Ik kwam terecht in een wereldje waar een echte ‘Pietje
Bell-cultuur’ heerste, en zo mocht ik een plaatsje
veroveren in een vreemd nest waar ik als een koekoeksjong
bekeken werd. Het duurde even voor dat vertrouwen groeide,
dat ik de andere jongen niet uit het nest werkte, en door
de familie werd geaccepteerd.
De gevestigde orde verstoren was bij de afdeling
vormgevers tot kunst verheven, en afwijkend gedrag werd
gehonoreerd met een hoger aanzien. Hoe vuiler de werkjas,
deste sneller steeg je in de hiërarchie. Een werkjas die
zo stijf stond van de polyester dat je hem bijna rechtop
in de hoek kon zetten, was bijna gelijk aan het uniform
van een drie-sterren-generaal. Zo leidde het verstrekken
van nieuwe, hagelwitte werkjassen tot een aardige
anekdote, één van de ontelbare, want we lachten ons iedere
dag de longen uit het lijf; de toenmalige directie wat
minder. Niet zelden leverde onze grappen een precent,
waarop ingegrepen moest worden, zoals op de dag na het
verstrekken van de witte jassen.
Het vroor dat het kraakte, en de uitgevroren tuinlieden
werd gevraagd het rechtslaan van kromme spijkers te staken
en de vormgevers te helpen bij het polyesteren van een
serie leliebladeren. U hoort het goed, en neem het maar
voor waar: het rechtslaan van spijkers voor hergebruik
tekent die tijd. De tuinlieden werden opgewacht bij de
deur door twee van mijn collega’s in een smetteloze
outfit, injectiespuit in de hand en een flesje met wat
watten, en werden verzocht hun mouwen
op te stropen. Er moest ingeënt worden. Met de gezondheid
mocht niet gespot worden. Het werken met chemicaliën was
namelijk niet zonder risico. De hevig geschrokken
tuinlieden namen onmiddellijk de benen, en even later
verscheen op hoge poten hun baas, witheet, met de
mededeling dat zijn personeel niet ingeënt hoefde te
worden en dat hij dat zelf bij de directie zou gaan
melden. Het resultaat was dat ik daar moest opdraven om
verantwoording af te leggen over de ontstane commotie.

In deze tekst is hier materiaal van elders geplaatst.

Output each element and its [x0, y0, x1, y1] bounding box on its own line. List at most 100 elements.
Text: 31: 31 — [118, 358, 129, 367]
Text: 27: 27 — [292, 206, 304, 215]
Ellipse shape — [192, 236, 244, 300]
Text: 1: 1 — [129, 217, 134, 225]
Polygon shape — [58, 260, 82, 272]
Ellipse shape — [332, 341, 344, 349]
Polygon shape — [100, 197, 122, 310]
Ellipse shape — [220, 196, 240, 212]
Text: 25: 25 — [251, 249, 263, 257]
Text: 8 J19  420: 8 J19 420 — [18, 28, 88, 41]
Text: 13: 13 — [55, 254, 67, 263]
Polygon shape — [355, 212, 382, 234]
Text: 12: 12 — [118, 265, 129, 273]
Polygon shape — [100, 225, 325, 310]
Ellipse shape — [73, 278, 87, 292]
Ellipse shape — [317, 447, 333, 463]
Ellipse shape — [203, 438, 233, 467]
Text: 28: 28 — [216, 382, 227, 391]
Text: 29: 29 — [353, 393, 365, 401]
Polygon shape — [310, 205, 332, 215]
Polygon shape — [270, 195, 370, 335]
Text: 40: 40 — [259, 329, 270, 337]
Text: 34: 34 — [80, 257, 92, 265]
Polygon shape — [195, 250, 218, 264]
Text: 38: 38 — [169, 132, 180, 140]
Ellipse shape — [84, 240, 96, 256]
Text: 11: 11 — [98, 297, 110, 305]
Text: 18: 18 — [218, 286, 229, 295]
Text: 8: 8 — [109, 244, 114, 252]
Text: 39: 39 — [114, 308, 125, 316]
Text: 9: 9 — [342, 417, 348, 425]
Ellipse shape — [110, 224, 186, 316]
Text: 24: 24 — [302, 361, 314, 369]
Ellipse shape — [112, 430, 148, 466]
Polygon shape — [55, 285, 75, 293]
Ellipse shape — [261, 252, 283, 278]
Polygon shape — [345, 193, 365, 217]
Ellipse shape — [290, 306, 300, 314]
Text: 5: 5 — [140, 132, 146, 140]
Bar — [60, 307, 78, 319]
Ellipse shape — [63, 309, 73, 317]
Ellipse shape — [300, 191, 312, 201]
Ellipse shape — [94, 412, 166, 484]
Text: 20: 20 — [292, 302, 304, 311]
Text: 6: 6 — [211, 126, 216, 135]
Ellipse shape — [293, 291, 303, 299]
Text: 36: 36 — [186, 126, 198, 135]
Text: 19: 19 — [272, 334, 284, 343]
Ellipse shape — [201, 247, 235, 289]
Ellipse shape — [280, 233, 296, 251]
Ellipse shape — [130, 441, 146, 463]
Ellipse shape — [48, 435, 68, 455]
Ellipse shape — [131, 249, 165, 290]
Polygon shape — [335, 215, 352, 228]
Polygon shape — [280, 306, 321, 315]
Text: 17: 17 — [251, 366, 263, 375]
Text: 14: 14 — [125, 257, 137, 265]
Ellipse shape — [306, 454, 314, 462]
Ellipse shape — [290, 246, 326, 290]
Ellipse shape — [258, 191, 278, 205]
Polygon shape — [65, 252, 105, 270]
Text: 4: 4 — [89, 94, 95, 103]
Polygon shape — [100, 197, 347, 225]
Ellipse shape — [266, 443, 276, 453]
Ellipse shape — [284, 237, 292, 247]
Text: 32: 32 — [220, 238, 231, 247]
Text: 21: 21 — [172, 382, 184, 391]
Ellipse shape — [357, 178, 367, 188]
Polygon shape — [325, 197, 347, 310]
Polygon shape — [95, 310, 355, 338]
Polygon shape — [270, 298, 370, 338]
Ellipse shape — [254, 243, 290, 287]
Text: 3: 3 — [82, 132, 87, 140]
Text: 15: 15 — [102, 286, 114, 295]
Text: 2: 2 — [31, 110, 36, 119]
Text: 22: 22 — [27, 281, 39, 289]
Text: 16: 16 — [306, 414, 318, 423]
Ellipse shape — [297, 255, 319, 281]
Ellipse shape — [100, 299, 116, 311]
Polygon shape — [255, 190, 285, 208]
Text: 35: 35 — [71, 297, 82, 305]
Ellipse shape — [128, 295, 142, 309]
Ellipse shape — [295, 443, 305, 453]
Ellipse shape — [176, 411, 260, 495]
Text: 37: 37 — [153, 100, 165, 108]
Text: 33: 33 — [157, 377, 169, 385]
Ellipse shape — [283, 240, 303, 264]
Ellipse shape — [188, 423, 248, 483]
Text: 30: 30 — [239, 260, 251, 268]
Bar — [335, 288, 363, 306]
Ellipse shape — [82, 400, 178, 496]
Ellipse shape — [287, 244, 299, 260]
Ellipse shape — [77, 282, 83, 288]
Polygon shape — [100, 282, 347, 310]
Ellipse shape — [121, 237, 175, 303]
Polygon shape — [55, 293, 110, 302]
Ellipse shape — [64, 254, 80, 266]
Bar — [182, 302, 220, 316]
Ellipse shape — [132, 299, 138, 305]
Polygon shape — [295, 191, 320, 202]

Toen ik breed grijzend de directiekamer betrad om enige
bijval voor de uit de hand gelopen grap te gaan oogsten,
werd mij onmiddellijk de mond gesnoerd. Er werd
aangegeven dat de hoveniers terecht geweigerd hadden, en
dat de directie daar volledig achter stond. Voor ik het
wist stond ik weer buiten, en realiseerde me dat we die
leliebladen maar zelf moesten gaan doen.
Je moest overigens in die tijd altijd jezelf weten te
redden. De doe-het-zelf-cultuur van de vijftiger jaren was
nog lang niet dood. Zo timmerde ik mijn eerste kantoortje
met panlatten in elkaar, spande het af met zwart plastic
en een doosje punaises, en dat stelde mij in staat te
midden van gipsstof en polyesterdampen mijn eerste
ontwerpen te vervaardigen. En ook dit is niet verzonnen.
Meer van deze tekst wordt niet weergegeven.